4d images

A powerful computational tool for efficient analysis of cell division 4D image data

A joint research team co-led by City University of Hong Kong (CityU) has developed a novel computational tool that can reconstruct and visualise three-dimensional (3D) shapes and temporal changes of cells, speeding up the analysing process from hundreds of hours by hand to a few hours by computer.

4d images

Revolutionising the way biologists analyse image data, this tool can advance further studies in developmental and cell biology, such as the growth of cancer cells.

The interdisciplinary study was co-led by Professor Yan Hong, Chair Professor of Computer Engineering and Wong Chung Hong Professor of Data Engineering in the Department of Electrical Engineering (EE) at CityU, together with biologists from Hong Kong Baptist University (HKBU) and Peking University. Their findings have been published in the scientific journal Nature Communications, titled “Establishment of a morphological atlas of the Caenorhabditis elegans embryo using deep-learning-based 4D segmentation”.

The tool developed by the team is called “CShaper”. “It is a powerful computational tool that can segment and analyse cell images systematically at the single-cell level, which is much needed for the study of cell division, and cell and gene functions,” described Professor Yan.

Bottleneck in analysing massive amount of cell division data

Biologists have been investigating how animals grow from a single cell, a fertilised egg, into organs and the whole body through countless cell divisions. In particular, they want to know the gene functions, such as the specific genes involved in cell divisions for forming different organs, or what causes the abnormal cell divisions leading to tumourous growth.

A way to find the answer is to use the gene knockout technique. With all genes present, researchers first obtain cell images and the lineage tree. Then they “knock out” (remove) a gene from the DNA sequence, and compare the two lineage trees to analyse changes in the cells and infer gene functions. Then they repeat the experiment with other genes being knocked out.

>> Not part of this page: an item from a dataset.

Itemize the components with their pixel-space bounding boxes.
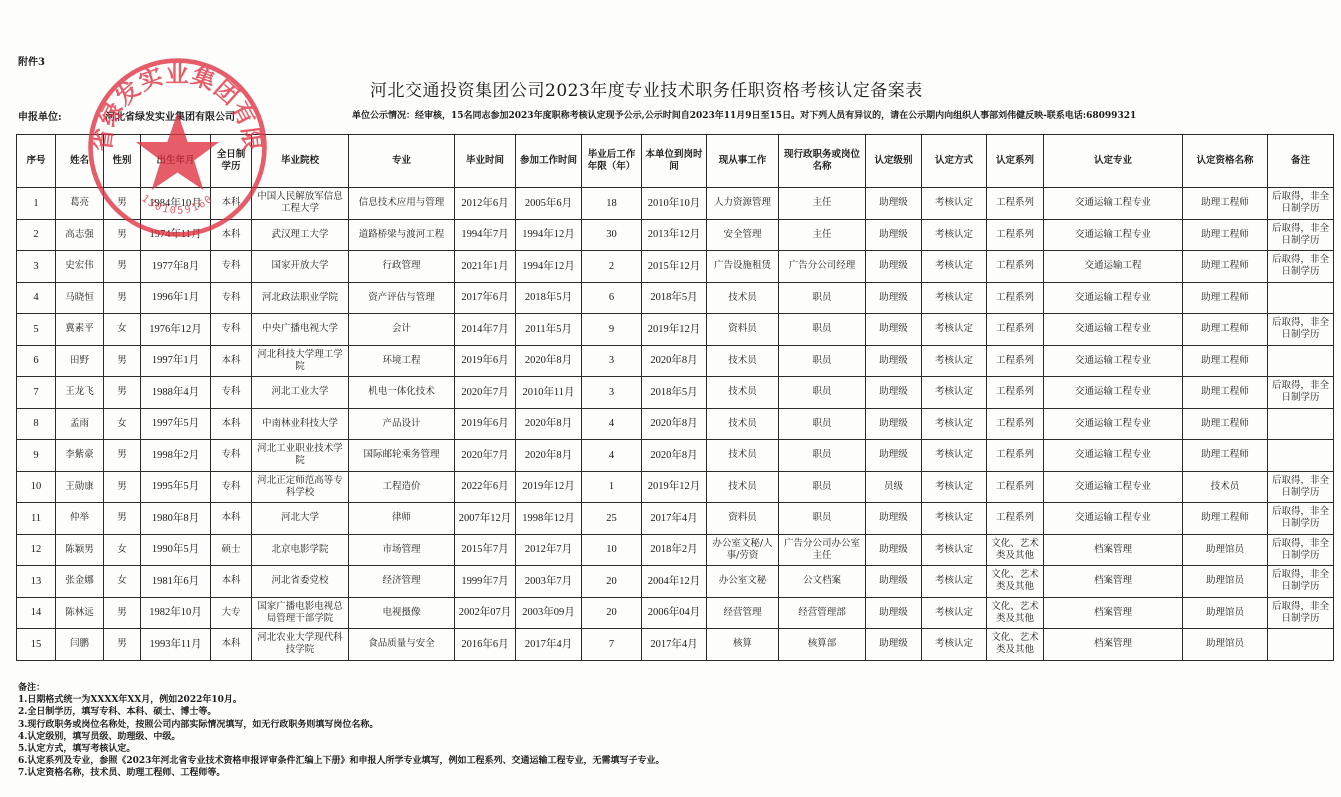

In the study, the collaborating biologist team used Caenorhabditis elegans (C. elegans) embryos to produce terabytes of data for Professor Yan’s team to perform computational analysis. C. elegans is a type of worm which share many essential biological characteristics with humans and provide a valuable model for studying the tumour growth process in humans.

“With estimated 20,000 genes in C. elegans, it means nearly 20,000 experiments would be needed if knocking out one gene at a time. And there would be an enormous amount of data. So it is essential to use an automated image analysis system. And this drives us to develop a more efficient one,” he said.

Breakthrough in segmenting cell images automatically

Cell images are usually obtained by laser beam scanning. The existing image analysis systems can only detect cell nucleus well with a poor cell membrane image quality, hampering reconstruction of cell shapes. Also, there is a lack of reliable algorithm for the segmentation of time-lapsed 3D images (i.e. 4D images) of cell division. Image segmentation is a critical process in computer vision that involves dividing a visual input into segments to simplify image analysis. But researchers have to spend hundreds of hours labelling many cell images manually.

The breakthrough in CShaper is that it can detect cell membranes, build up cell shapes in 3D, and more importantly, automatically segment the cell images at the cell level. “Using CShaper, biologists can decipher the contents of these images within a few hours. It can characterise cell shapes and surface structures, and provide 3D views of cells at different time points,” said Cao Jianfeng, a PhD student in Professor Yan’s group, and a co-first author of the paper.

To achieve this, the deep-learning-based model DMapNet developed by the team plays a key role in the CShaper system. “By learning to capture multiple discrete distances between image pixels, DMapNet extracts the membrane contour while considering shape information, rather than just intensity features. Therefore CShaper achieved a 95.95% accuracy of identifying the cells, which outperformed other methods substantially,” he explained.